Re: Er kommt: Analoger Behringer Synthesizer 2016
kybernaut_01 schrieb:
Uli Behringer schrieb:
Wie in anderen Foren stelle ich mich gerne auch hier etwaigen Fragen, auch wenn wir im Moment noch nicht alle Details zum neuen Synthesizer preisgeben koennen.
Mich würde in der Tat das Thema Integrierte Chips vs. Diskrete Komponenten interessieren. Als (inzwischen ehemaliger) Andromeda User habe ich damals bereits die Ausführungen der Alesis Entwickler zum Thema Custom Chips mit Spannung verfolgt, und zwar einerseits in Bezug auf die hohen Kosten die damit offenbar verbunden waren und andererseits wegen des schwer vorhersehbaren Einflusses auf den Klang den die Miniaturisierung haben kann.
Hat Behringer also das Thema Custom Chips / ASICS für das Synthprojekt erwogen, oder war von Anfang an klar, dass der Aufbau diskret erfolgen wird?
Vielen Dank für ein paar Informationen!
kybernaut_01 / Christoph
Hallo Christoph,
Danke fuer die gute Frage.
Wenn man ueber diskrete Komponenten spricht, so meint man genaugenommen elementare Bausteine wie Widerstaende, Kondensatoren, Spulen und Transistoren etc. Natuerlich ist es nahezu unmoeglich einen komplexen Synthesizer nur aufgrund dieser simplen Bauelemente aufzubauen, und deswegen werden auch Operationsverstearker, OTA’s (
https://en.wikipedia.org/wiki/Operation ... _amplifier) und andere Standard-Halbleiter als diskret bezeichnet und miteinbezogen um die bekannten VCA’s und VCF’s etc. zu entwickeln.
Wir haben in diesem Instrument auf ASIC’s (
https://en.wikipedia.org/wiki/Applicati ... ed_circuit) verzichtet - nicht alleine der Kosten wegen - sondern weil wir bewusst die typischen Toleranzen und Ungenauigkeiten diskreter Komponenten fuer den Klang verwenden wollten.

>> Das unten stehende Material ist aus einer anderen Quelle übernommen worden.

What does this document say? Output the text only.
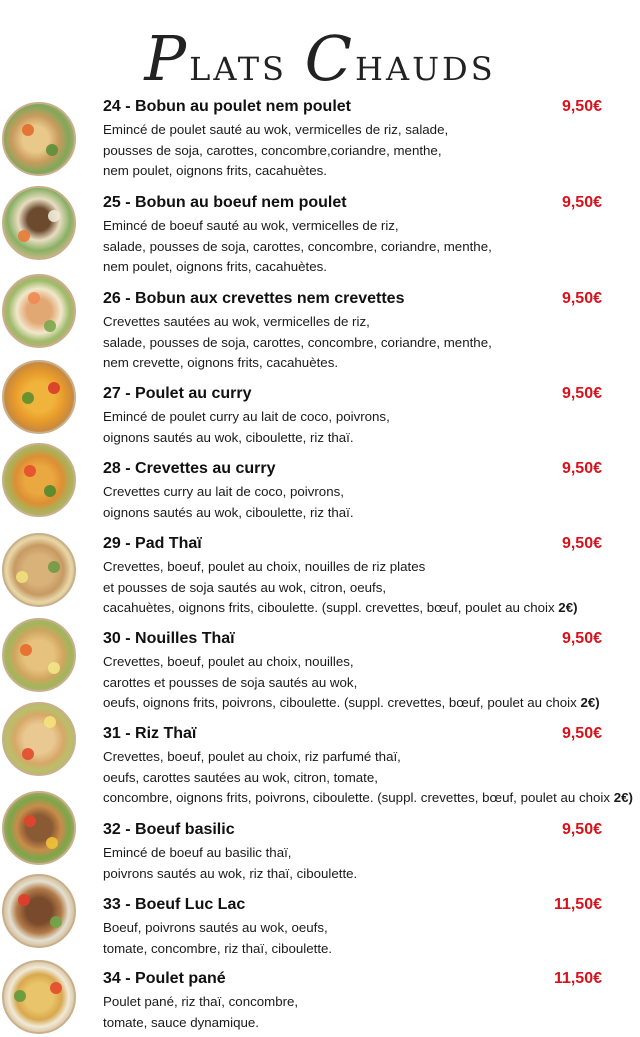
Plats Chauds
24 - Bobun au poulet nem poulet	9,50€
Emincé de poulet sauté au wok, vermicelles de riz, salade,
pousses de soja, carottes, concombre,coriandre, menthe,
nem poulet, oignons frits, cacahuètes.
25 - Bobun au boeuf nem poulet	9,50€
Emincé de boeuf sauté au wok, vermicelles de riz,
salade, pousses de soja, carottes, concombre, coriandre, menthe,
nem poulet, oignons frits, cacahuètes.
26 - Bobun aux crevettes nem crevettes	9,50€
Crevettes sautées au wok, vermicelles de riz,
salade, pousses de soja, carottes, concombre, coriandre, menthe,
nem crevette, oignons frits, cacahuètes.
27 - Poulet au curry	9,50€
Emincé de poulet curry au lait de coco, poivrons,
oignons sautés au wok, ciboulette, riz thaï.
28 - Crevettes au curry	9,50€
Crevettes curry au lait de coco, poivrons,
oignons sautés au wok, ciboulette, riz thaï.
29 - Pad Thaï	9,50€
Crevettes, boeuf, poulet au choix, nouilles de riz plates
et pousses de soja sautés au wok, citron, oeufs,
cacahuètes, oignons frits, ciboulette. (suppl. crevettes, bœuf, poulet au choix 2€)
30 - Nouilles Thaï	9,50€
Crevettes, boeuf, poulet au choix, nouilles,
carottes et pousses de soja sautés au wok,
oeufs, oignons frits, poivrons, ciboulette. (suppl. crevettes, bœuf, poulet au choix 2€)
31 - Riz Thaï	9,50€
Crevettes, boeuf, poulet au choix, riz parfumé thaï,
oeufs, carottes sautées au wok, citron, tomate,
concombre, oignons frits, poivrons, ciboulette. (suppl. crevettes, bœuf, poulet au choix 2€)
32 - Boeuf basilic	9,50€
Emincé de boeuf au basilic thaï,
poivrons sautés au wok, riz thaï, ciboulette.
33 - Boeuf Luc Lac	11,50€
Boeuf, poivrons sautés au wok, oeufs,
tomate, concombre, riz thaï, ciboulette.
34 - Poulet pané	11,50€
Poulet pané, riz thaï, concombre,
tomate, sauce dynamique.
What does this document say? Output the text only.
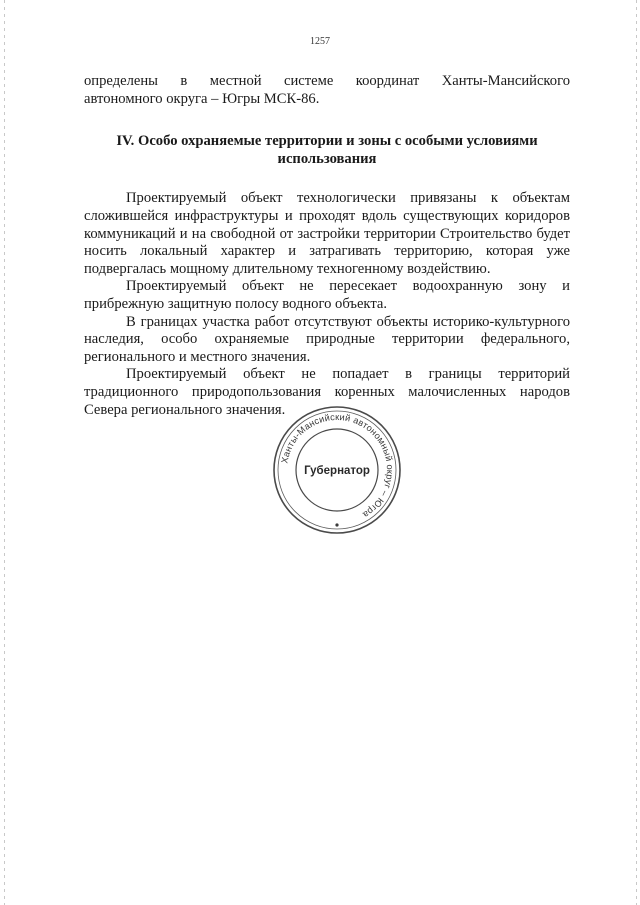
1257

определены в местной системе координат Ханты-Мансийского

автономного округа – Югры МСК-86.

IV. Особо охраняемые территории и зоны с особыми условиями использования

Проектируемый объект технологически привязаны к объектам сложившейся инфраструктуры и проходят вдоль существующих коридоров коммуникаций и на свободной от застройки территории Строительство будет носить локальный характер и затрагивать территорию, которая уже подвергалась мощному длительному техногенному воздействию.

Проектируемый объект не пересекает водоохранную зону и прибрежную защитную полосу водного объекта.

В границах участка работ отсутствуют объекты историко-культурного наследия, особо охраняемые природные территории федерального, регионального и местного значения.

Проектируемый объект не попадает в границы территорий традиционного природопользования коренных малочисленных народов Севера регионального значения.

Ханты-Мансийский автономный округ – Югра
Губернатор
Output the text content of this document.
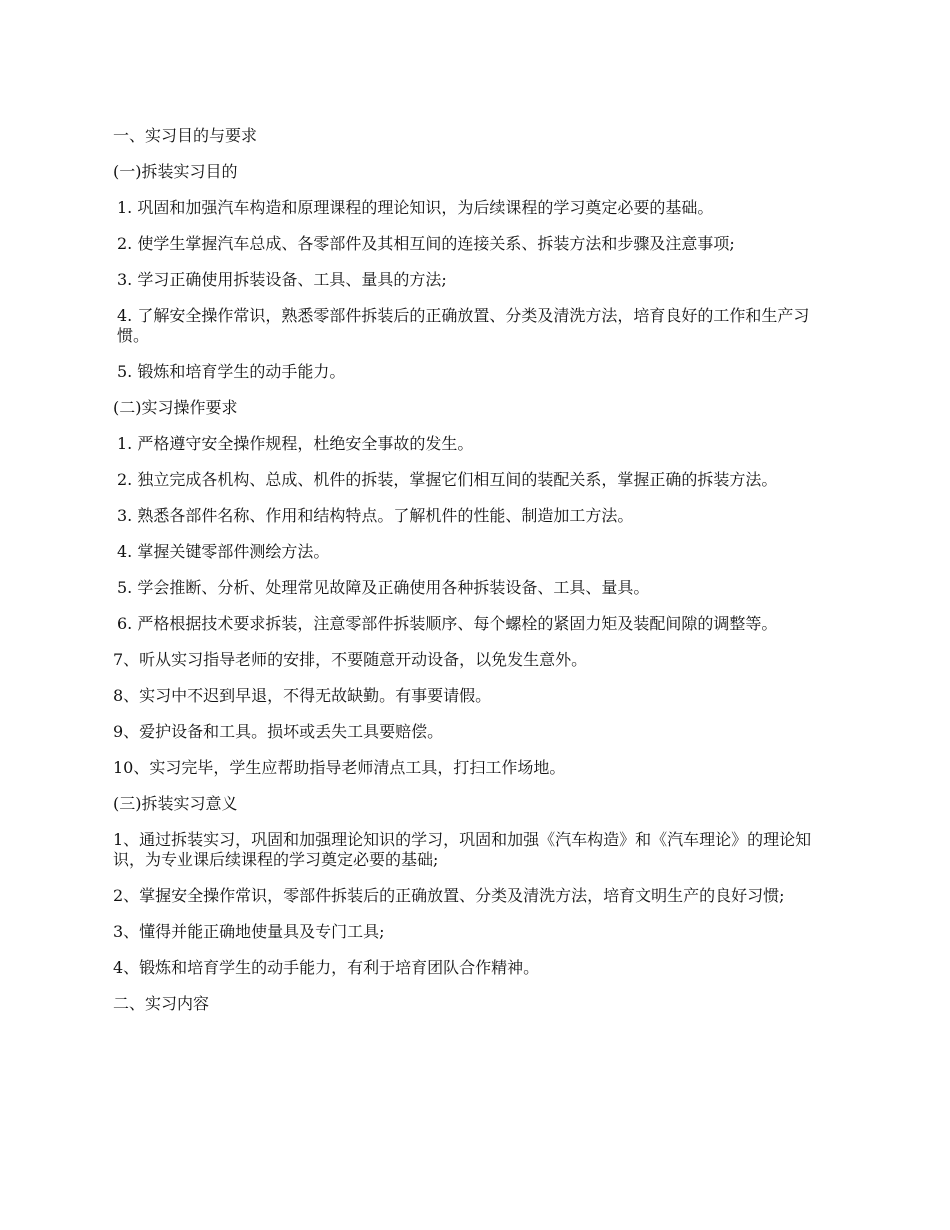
一、实习目的与要求

(一)拆装实习目的

1. 巩固和加强汽车构造和原理课程的理论知识，为后续课程的学习奠定必要的基础。

2. 使学生掌握汽车总成、各零部件及其相互间的连接关系、拆装方法和步骤及注意事项;

3. 学习正确使用拆装设备、工具、量具的方法;

4. 了解安全操作常识，熟悉零部件拆装后的正确放置、分类及清洗方法，培育良好的工作和生产习惯。

5. 锻炼和培育学生的动手能力。

(二)实习操作要求

1. 严格遵守安全操作规程，杜绝安全事故的发生。

2. 独立完成各机构、总成、机件的拆装，掌握它们相互间的装配关系，掌握正确的拆装方法。

3. 熟悉各部件名称、作用和结构特点。了解机件的性能、制造加工方法。

4. 掌握关键零部件测绘方法。

5. 学会推断、分析、处理常见故障及正确使用各种拆装设备、工具、量具。

6. 严格根据技术要求拆装，注意零部件拆装顺序、每个螺栓的紧固力矩及装配间隙的调整等。

7、听从实习指导老师的安排，不要随意开动设备，以免发生意外。

8、实习中不迟到早退，不得无故缺勤。有事要请假。

9、爱护设备和工具。损坏或丢失工具要赔偿。

10、实习完毕，学生应帮助指导老师清点工具，打扫工作场地。

(三)拆装实习意义

1、通过拆装实习，巩固和加强理论知识的学习，巩固和加强《汽车构造》和《汽车理论》的理论知识，为专业课后续课程的学习奠定必要的基础;

2、掌握安全操作常识，零部件拆装后的正确放置、分类及清洗方法，培育文明生产的良好习惯;

3、懂得并能正确地使量具及专门工具;

4、锻炼和培育学生的动手能力，有利于培育团队合作精神。

二、实习内容
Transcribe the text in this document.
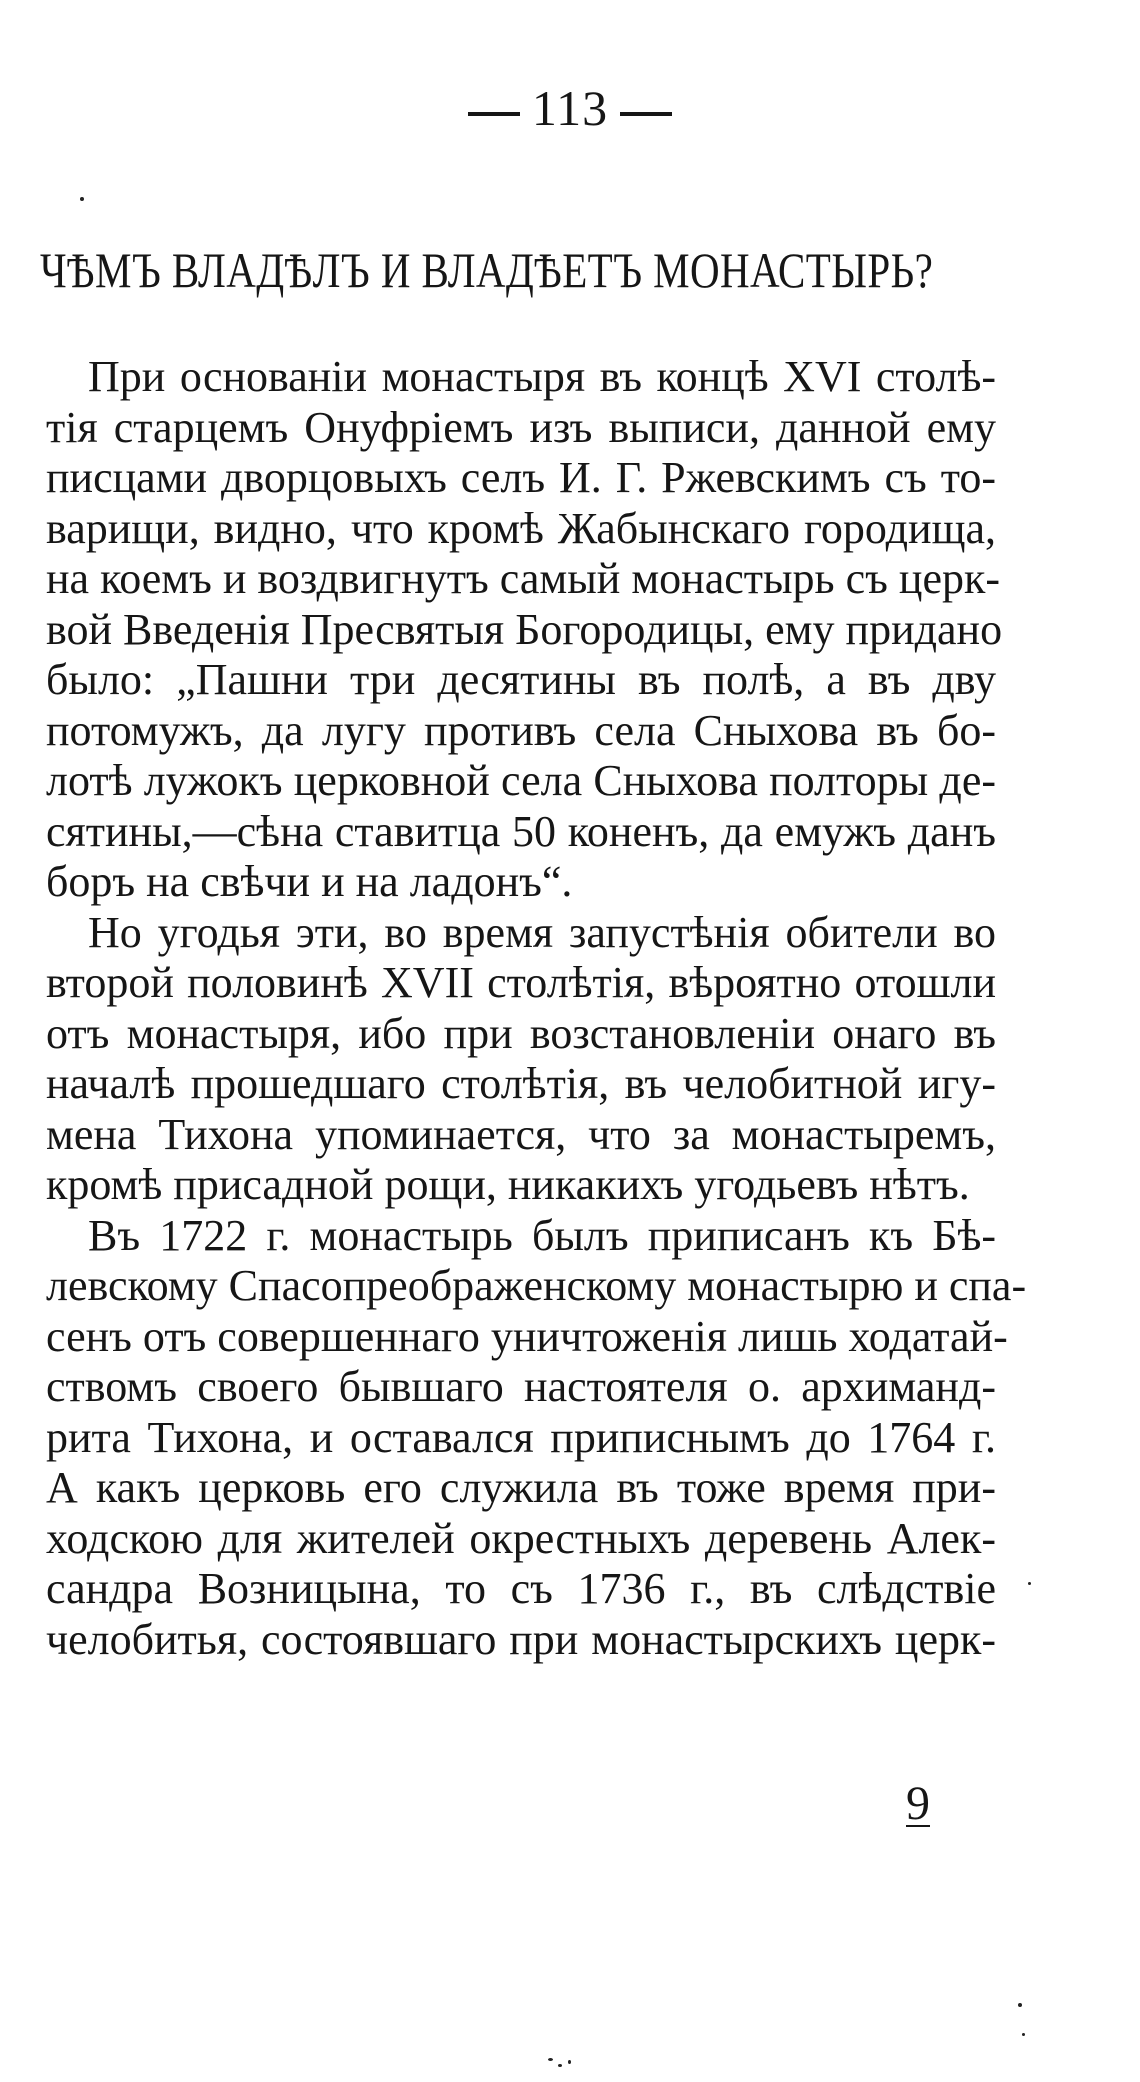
113
ЧѢМЪ ВЛАДѢЛЪ И ВЛАДѢЕТЪ МОНАСТЫРЬ?
При основаніи монастыря въ концѣ XVI столѣ-
тія старцемъ Онуфріемъ изъ выписи, данной ему
писцами дворцовыхъ селъ И. Г. Ржевскимъ съ то-
варищи, видно, что кромѣ Жабынскаго городища,
на коемъ и воздвигнутъ самый монастырь съ церк-
вой Введенія Пресвятыя Богородицы, ему придано
было: „Пашни три десятины въ полѣ, а въ дву
потомужъ, да лугу противъ села Сныхова въ бо-
лотѣ лужокъ церковной села Сныхова полторы де-
сятины,—сѣна ставитца 50 коненъ, да емужъ данъ
боръ на свѣчи и на ладонъ“.
Но угодья эти, во время запустѣнія обители во
второй половинѣ XVII столѣтія, вѣроятно отошли
отъ монастыря, ибо при возстановленіи онаго въ
началѣ прошедшаго столѣтія, въ челобитной игу-
мена Тихона упоминается, что за монастыремъ,
кромѣ присадной рощи, никакихъ угодьевъ нѣтъ.
Въ 1722 г. монастырь былъ приписанъ къ Бѣ-
левскому Спасопреображенскому монастырю и спа-
сенъ отъ совершеннаго уничтоженія лишь ходатай-
ствомъ своего бывшаго настоятеля о. архиманд-
рита Тихона, и оставался приписнымъ до 1764 г.
А какъ церковь его служила въ тоже время при-
ходскою для жителей окрестныхъ деревень Алек-
сандра Возницына, то съ 1736 г., въ слѣдствіе
челобитья, состоявшаго при монастырскихъ церк-
9
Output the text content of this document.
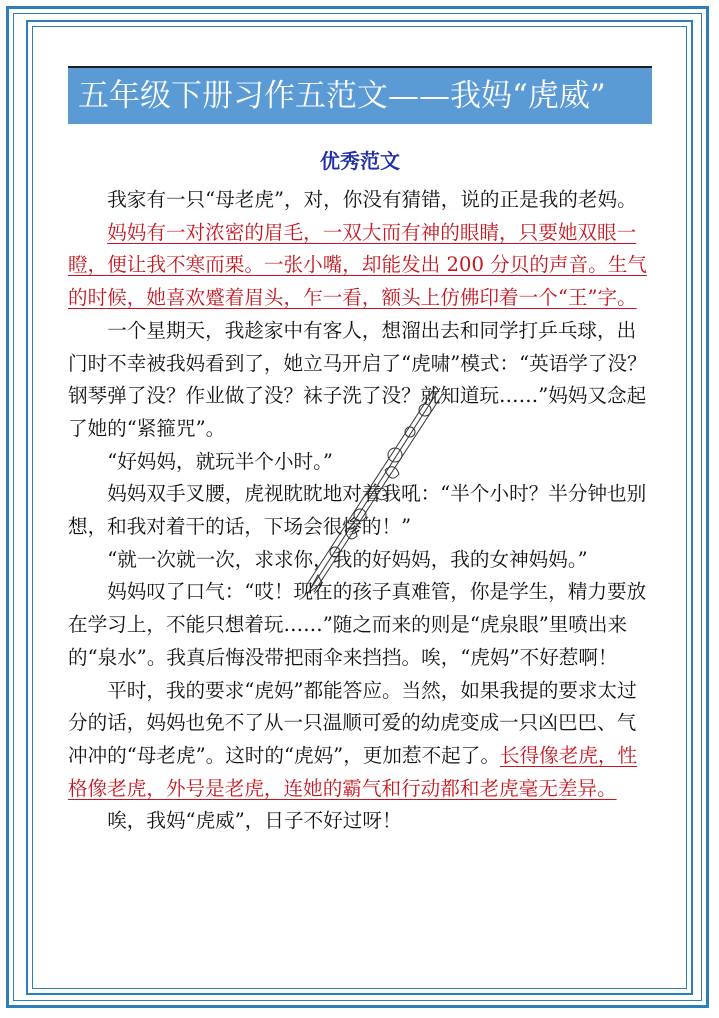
五年级下册习作五范文——我妈“虎威”
优秀范文

我家有一只“母老虎”，对，你没有猜错，说的正是我的老妈。

妈妈有一对浓密的眉毛，一双大而有神的眼睛，只要她双眼一瞪，便让我不寒而栗。一张小嘴，却能发出 200 分贝的声音。生气的时候，她喜欢蹙着眉头，乍一看，额头上仿佛印着一个“王”字。

一个星期天，我趁家中有客人，想溜出去和同学打乒乓球，出门时不幸被我妈看到了，她立马开启了“虎啸”模式：“英语学了没？钢琴弹了没？作业做了没？袜子洗了没？就知道玩……”妈妈又念起了她的“紧箍咒”。

“好妈妈，就玩半个小时。”

妈妈双手叉腰，虎视眈眈地对着我吼：“半个小时？半分钟也别想，和我对着干的话，下场会很惨的！”

“就一次就一次，求求你，我的好妈妈，我的女神妈妈。”

妈妈叹了口气：“哎！现在的孩子真难管，你是学生，精力要放在学习上，不能只想着玩……”随之而来的则是“虎泉眼”里喷出来的“泉水”。我真后悔没带把雨伞来挡挡。唉，“虎妈”不好惹啊！

平时，我的要求“虎妈”都能答应。当然，如果我提的要求太过分的话，妈妈也免不了从一只温顺可爱的幼虎变成一只凶巴巴、气冲冲的“母老虎”。这时的“虎妈”，更加惹不起了。长得像老虎，性格像老虎，外号是老虎，连她的霸气和行动都和老虎毫无差异。

唉，我妈“虎威”，日子不好过呀！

Ueber mehrere Jahre haben wir unzaehlige Hoerversuche unternommen, um die richtige Balance zwischen elementaren Transistoren und integrierten Halbleitern zu finden. Dabei haben wir auch alle historischen SSM und Curtis Chips untersucht und miteinbezogen. Ich denke, es ist uns gelungen, die richtige Balance zu finden.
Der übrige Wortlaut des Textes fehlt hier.